David Katz, chief marketing officer of Randa, said Sunday night in a telephone interview that Randa remains committed to purchasing the company.
Katz said his company all along never intended to engage a third party to share the equity risk, contrary to what was disclosed in the proxy statement. He said during the phone call that because of a bumped up deadline, it was the Special Committee that suggested an equity partner. “We were informed with 48 hours or less notice while we were still early in the process that ‘You don’t have your [financial commitments] so go in the direction of finding an equity partner,'” Katz said.
As for why Perry Ellis and why now, Katz said Perry Ellis fits Randa’s strategic roadmap: adding to its core accessories business to keep doing what it does best; moving into adjacent classifications such as apparel, and balancing Randa’s business with a portfolio of company-owned brands that can grow direct-to-consumer and at brick-and-mortar stores.
As for not moving sooner on an expression of interest in the company before Feldenkreis made his move, Katz said, “We didn’t see that the company was in play.” Feldenkreis’ offer — with financing already in place — gave him first-mover advantage, giving Randa what appears to be a scramble to catch up.

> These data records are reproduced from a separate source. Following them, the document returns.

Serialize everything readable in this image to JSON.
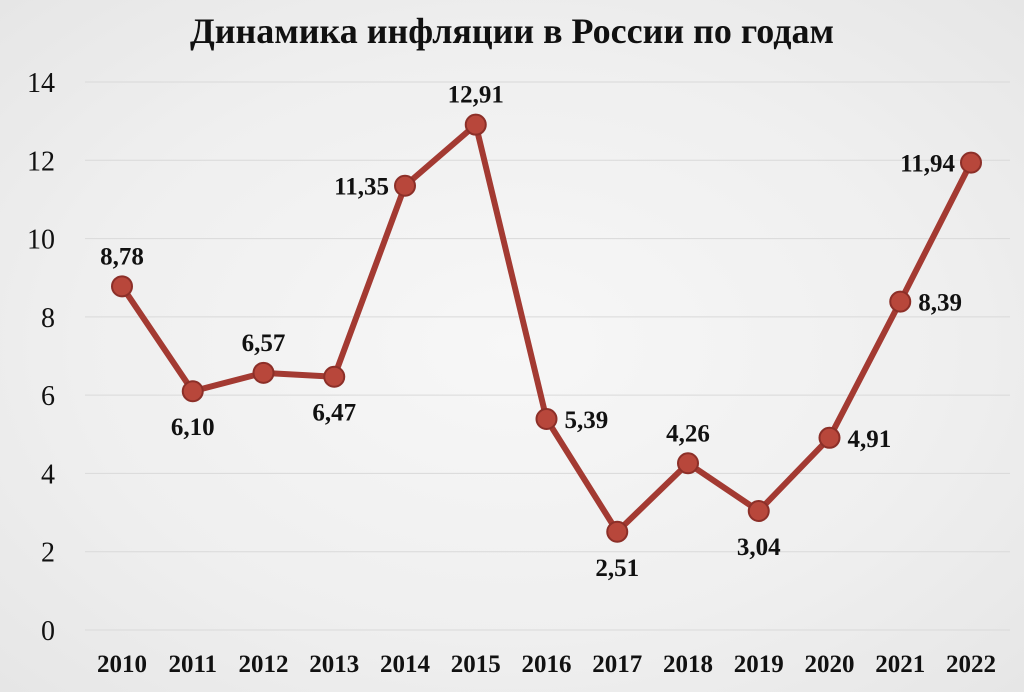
{
  "chart_data": {
    "type": "line",
    "title": "Динамика инфляции в России по годам",
    "xlabel": "",
    "ylabel": "",
    "categories": [
      "2010",
      "2011",
      "2012",
      "2013",
      "2014",
      "2015",
      "2016",
      "2017",
      "2018",
      "2019",
      "2020",
      "2021",
      "2022"
    ],
    "values": [
      8.78,
      6.1,
      6.57,
      6.47,
      11.35,
      12.91,
      5.39,
      2.51,
      4.26,
      3.04,
      4.91,
      8.39,
      11.94
    ],
    "data_labels": [
      "8,78",
      "6,10",
      "6,57",
      "6,47",
      "11,35",
      "12,91",
      "5,39",
      "2,51",
      "4,26",
      "3,04",
      "4,91",
      "8,39",
      "11,94"
    ],
    "label_positions": [
      "above",
      "below",
      "above",
      "below",
      "left",
      "above",
      "right",
      "below",
      "above",
      "below",
      "right",
      "right",
      "left"
    ],
    "ylim": [
      0,
      14
    ],
    "yticks": [
      "0",
      "2",
      "4",
      "6",
      "8",
      "10",
      "12",
      "14"
    ],
    "grid": true,
    "legend": "none",
    "colors": {
      "line": "#a33a32",
      "marker_fill": "#b8473b",
      "marker_stroke": "#8c2f28",
      "grid": "#d9d9d9",
      "text": "#111111"
    }
  }
}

Executives at Randa believe that the Special Committee can allow Randa to speak with inbound licensors without violating the terms of the agreement inked with Perry Ellis founder George Feldenkreis. They said this was allowable to check on whether a Randa agreement is feasible, while the Feldenkreis agreement is still in place.
The letter to the committee also noted that the Feldenkreis transaction would result in a stand-alone post-closing company with a debt to EBITDA, or earnings before interest, taxes, depreciation and amortization, ratio of seven times, a much more leverage company than the proposed deal by Randa, which would have a debt to EBITDA ratio of just five times. In the phone call, Katz insisted that Randa’s deal would leave money available to invest in the business, as well as provide infrastructure upgrades.

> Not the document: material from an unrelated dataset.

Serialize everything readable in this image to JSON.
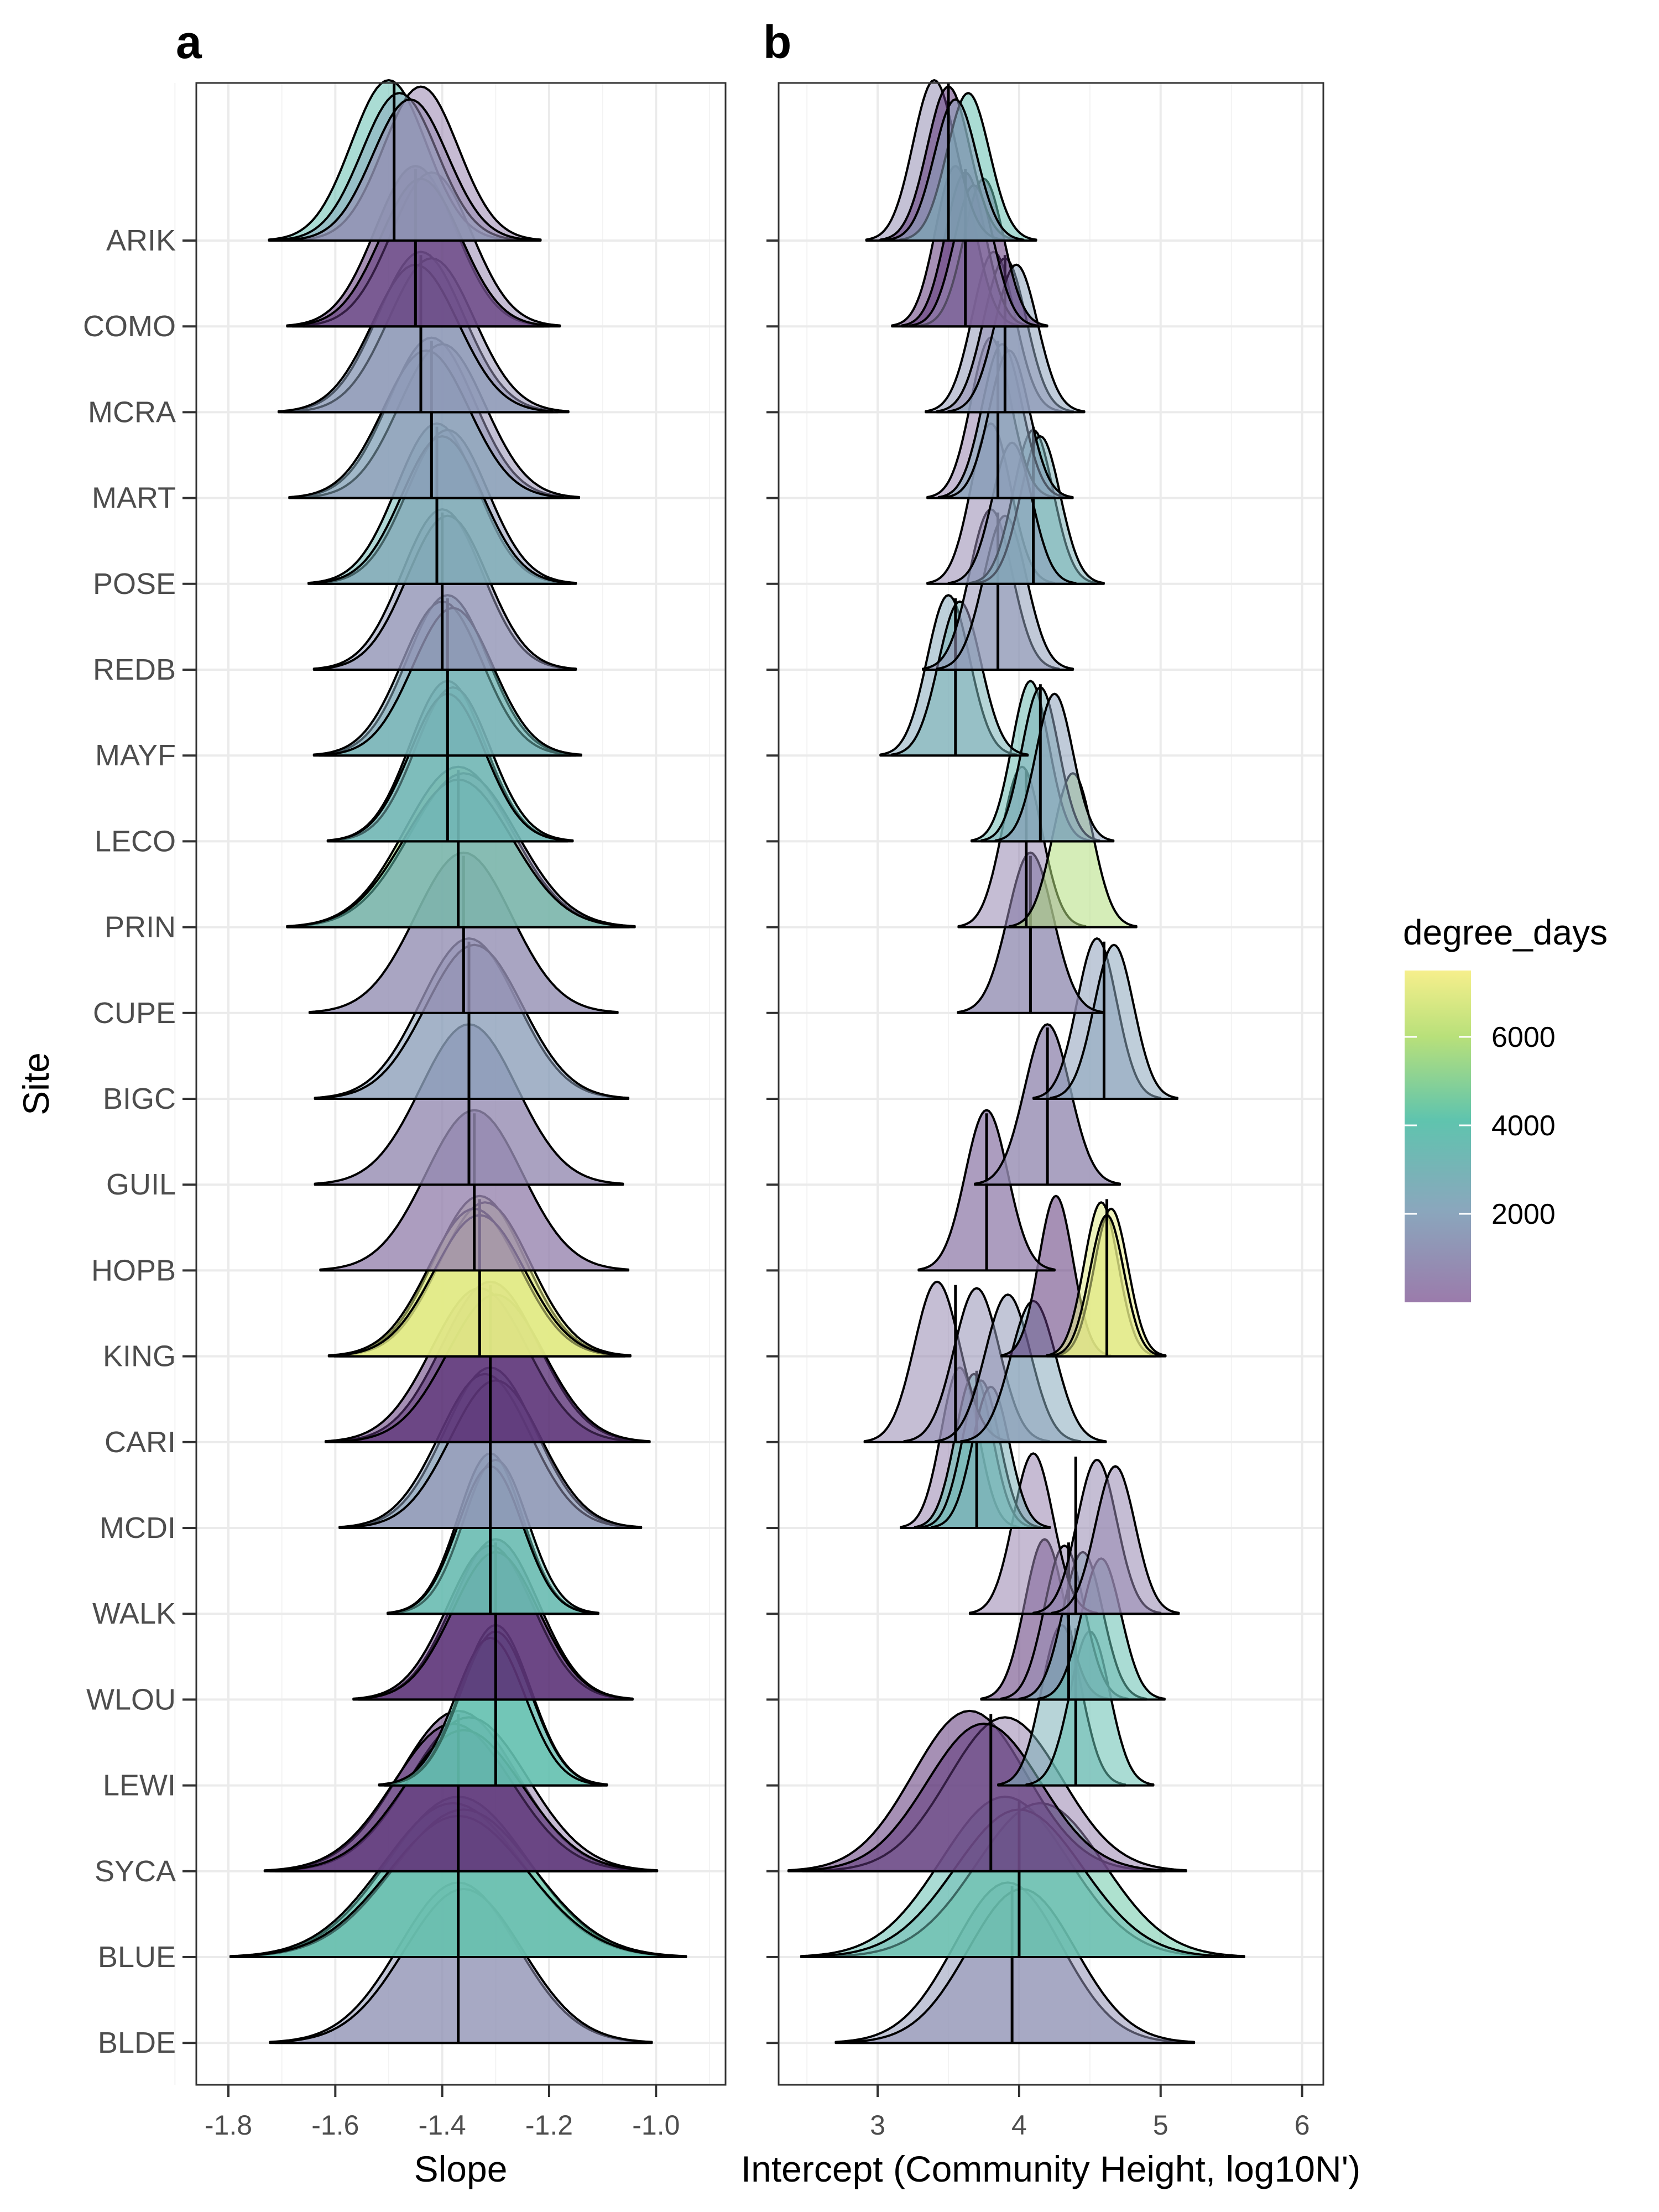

As for the sole contingency regarding an outreach to inbound licensors and the possibility of some jumping ship if the accessories-heavy firm is ultimately successful in making the deal, Heath Golden, president of Randa Digital Labs, said, “The issue of licensors is not insurmountable.” He added, “We’re sure we can get it done.”
Although Randa doesn’t need Perry Ellis’ permission to approach its current licenses, Katz and Golden said an introduction from the steering committee would be important and it would position Randa as a legitimate force rather than “an outsider.”

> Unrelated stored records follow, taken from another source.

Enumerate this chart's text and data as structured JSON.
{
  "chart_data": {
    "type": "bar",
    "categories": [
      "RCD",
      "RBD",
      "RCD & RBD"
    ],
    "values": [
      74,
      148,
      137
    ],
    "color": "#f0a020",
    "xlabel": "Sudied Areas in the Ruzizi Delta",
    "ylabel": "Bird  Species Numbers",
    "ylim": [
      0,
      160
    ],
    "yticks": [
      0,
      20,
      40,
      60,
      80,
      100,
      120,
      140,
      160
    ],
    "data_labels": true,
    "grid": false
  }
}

Katz said that while Randa’s expertise is in accessories such as neckwear and small leather goods, it has branched out into other ancillary categories including caps and cold-weather products. In addition, it is seeking to transform its current business by not only getting into apparel, but also owning its own brands instead of strictly acting as a licensor for others. Katz pointed to PEI’s owned brands, which include Perry Ellis and Original Penguin, as well as its “growing retail presence,” as an attractive part of the business that Randa would seek to increase. “We see a lot of potential to grow that,” Katz said.
He pointed out that Hermès started as a saddlemaker and Ralph Lauren was only a neckwear manufacturer in the beginning, so there is precedent for expanding into apparel for other companies within the fashion industry.
If the special committee continues to not engage with Randa, Katz and Golden said they plan to continue to work on buying the company. “It is our intention to buy this company,” Katz said. “We believe it is in the best interest of the shareholders, employees, licensors, retailer and supply chain and we intend to continue to pursue it.”
Randa’s financial and legal advisers are Threadstone Partners and Willkie Farr & Gallagher.